Shared Libraries

Simon Marlow simonmar@microsoft.com
Mon, 30 Apr 2001 11:28:51 +0100


> In the windows version of ghc,=20
> there seems to be the possiblity to compile
> the libraries as shared 'dll's. Is the=20
> same possible for the unix version?
>=20
> The question is because I think the ghc=20
> executables are really blown up. A simple
> 'Hello, world' has 358 KBytes and the hello
> example of the GTK+ bindings is as big as
> 2.2 MBytes, although it is link dynamically
> against:

358K looks a bit large: is that stripped?  I normally see a 150K-ish
minimum.  Most of that is the runtime system and garbage collector.

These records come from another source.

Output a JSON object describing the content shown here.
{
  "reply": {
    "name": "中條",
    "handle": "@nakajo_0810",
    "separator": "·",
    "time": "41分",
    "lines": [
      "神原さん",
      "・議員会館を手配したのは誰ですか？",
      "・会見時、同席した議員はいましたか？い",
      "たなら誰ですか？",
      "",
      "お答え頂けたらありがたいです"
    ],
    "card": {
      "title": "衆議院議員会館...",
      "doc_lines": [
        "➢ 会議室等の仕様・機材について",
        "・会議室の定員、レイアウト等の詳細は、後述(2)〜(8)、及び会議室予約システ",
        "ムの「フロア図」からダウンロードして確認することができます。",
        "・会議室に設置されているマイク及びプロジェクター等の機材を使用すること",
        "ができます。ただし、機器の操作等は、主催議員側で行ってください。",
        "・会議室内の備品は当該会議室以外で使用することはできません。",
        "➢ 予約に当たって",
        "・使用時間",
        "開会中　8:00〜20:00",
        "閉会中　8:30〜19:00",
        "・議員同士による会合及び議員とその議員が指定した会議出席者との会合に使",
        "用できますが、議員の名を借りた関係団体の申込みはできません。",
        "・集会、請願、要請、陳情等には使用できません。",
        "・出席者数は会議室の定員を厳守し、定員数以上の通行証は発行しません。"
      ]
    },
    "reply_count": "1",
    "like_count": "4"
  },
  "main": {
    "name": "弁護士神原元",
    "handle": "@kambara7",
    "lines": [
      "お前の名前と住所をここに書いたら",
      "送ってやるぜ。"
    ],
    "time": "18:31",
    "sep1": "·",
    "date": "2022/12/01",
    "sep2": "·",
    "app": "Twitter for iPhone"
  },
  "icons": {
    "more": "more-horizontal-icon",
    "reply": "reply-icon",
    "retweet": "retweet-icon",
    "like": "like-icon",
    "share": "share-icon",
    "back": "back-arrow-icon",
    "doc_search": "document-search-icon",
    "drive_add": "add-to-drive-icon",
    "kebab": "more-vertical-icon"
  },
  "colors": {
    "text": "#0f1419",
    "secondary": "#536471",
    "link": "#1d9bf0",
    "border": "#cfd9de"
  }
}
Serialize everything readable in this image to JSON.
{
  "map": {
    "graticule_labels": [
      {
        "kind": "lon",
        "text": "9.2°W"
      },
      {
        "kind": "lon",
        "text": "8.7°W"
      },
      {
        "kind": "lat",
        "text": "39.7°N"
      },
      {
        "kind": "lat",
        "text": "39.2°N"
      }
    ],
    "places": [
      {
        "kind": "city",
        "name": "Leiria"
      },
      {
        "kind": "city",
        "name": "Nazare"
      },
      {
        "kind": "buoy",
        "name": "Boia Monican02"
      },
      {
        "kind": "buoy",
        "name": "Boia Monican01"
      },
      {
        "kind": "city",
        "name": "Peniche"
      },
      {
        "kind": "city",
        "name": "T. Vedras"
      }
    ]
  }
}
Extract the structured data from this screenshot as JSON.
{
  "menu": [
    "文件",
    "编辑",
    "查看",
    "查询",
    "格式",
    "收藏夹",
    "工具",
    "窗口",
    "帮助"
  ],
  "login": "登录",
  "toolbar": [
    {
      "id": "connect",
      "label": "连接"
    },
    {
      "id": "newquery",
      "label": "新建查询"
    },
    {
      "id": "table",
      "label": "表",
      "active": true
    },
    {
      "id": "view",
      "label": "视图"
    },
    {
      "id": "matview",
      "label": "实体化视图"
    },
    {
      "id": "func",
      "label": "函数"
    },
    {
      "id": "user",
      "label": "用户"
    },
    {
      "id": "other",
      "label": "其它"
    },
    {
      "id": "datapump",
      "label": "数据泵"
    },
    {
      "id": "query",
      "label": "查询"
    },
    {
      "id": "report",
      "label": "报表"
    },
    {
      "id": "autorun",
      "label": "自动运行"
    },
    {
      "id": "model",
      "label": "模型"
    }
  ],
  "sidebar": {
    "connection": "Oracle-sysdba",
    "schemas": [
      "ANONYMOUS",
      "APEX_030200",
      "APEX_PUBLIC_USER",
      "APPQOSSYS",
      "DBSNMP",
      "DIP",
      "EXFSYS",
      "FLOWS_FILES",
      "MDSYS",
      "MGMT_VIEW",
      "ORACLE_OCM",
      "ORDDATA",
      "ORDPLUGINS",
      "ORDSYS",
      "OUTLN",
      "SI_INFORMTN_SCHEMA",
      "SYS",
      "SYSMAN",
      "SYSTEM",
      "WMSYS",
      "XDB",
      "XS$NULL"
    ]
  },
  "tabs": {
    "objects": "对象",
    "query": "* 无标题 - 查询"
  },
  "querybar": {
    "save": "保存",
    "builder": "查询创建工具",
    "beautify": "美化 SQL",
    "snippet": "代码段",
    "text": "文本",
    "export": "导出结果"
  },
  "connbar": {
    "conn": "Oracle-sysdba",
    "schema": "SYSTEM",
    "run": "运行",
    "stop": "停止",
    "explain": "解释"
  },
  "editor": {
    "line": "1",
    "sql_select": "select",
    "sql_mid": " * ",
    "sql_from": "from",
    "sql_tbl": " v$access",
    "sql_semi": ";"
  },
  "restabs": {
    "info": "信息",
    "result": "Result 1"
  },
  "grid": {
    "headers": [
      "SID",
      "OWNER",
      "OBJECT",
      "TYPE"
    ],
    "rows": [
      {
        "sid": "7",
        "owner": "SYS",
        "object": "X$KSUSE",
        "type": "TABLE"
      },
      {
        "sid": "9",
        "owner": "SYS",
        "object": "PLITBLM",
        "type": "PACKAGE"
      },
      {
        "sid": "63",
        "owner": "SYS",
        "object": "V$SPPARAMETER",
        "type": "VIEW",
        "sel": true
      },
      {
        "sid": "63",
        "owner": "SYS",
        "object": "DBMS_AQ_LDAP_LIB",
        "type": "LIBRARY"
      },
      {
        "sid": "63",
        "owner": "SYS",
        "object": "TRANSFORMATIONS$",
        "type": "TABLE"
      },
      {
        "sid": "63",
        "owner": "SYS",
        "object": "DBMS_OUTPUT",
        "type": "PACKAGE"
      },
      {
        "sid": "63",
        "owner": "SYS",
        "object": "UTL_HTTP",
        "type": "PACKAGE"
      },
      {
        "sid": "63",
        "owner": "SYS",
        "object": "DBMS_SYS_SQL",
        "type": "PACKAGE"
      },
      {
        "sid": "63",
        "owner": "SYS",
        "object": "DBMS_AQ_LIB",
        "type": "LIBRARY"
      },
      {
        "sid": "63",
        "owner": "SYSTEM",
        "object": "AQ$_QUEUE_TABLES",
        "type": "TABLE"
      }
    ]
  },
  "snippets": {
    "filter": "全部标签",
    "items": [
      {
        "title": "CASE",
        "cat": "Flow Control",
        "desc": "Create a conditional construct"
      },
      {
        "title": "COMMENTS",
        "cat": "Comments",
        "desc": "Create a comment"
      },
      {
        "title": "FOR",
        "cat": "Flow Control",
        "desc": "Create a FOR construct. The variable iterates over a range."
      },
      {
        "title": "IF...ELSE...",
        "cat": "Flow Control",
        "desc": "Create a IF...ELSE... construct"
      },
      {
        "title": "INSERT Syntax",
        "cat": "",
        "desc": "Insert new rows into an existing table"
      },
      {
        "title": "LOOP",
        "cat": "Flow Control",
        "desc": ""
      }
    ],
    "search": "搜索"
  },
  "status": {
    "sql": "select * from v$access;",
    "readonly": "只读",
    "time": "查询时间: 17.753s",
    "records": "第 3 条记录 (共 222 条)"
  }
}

To answer your question: we don't currently have a way to make shared
libraries for Haskell code on Unix boxes.  I've made various attempts at
this in the past and didn't have much success - take a look back through
the glasgow-haskell-{users,bugs} archives for some more info on the
topic.

BTW, shared libraries aren't that big a deal.  You won't see any memory
savings unless you've got several Haskell programs running, and there
would certainly be a performance hit.  Also, there wouldn't be any of
the other "hot-swappable" advantages you normally get with shared
libraries, because GHC-compiled Haskell libraries tend to have a much
more intimate relationship with each other than C libraries.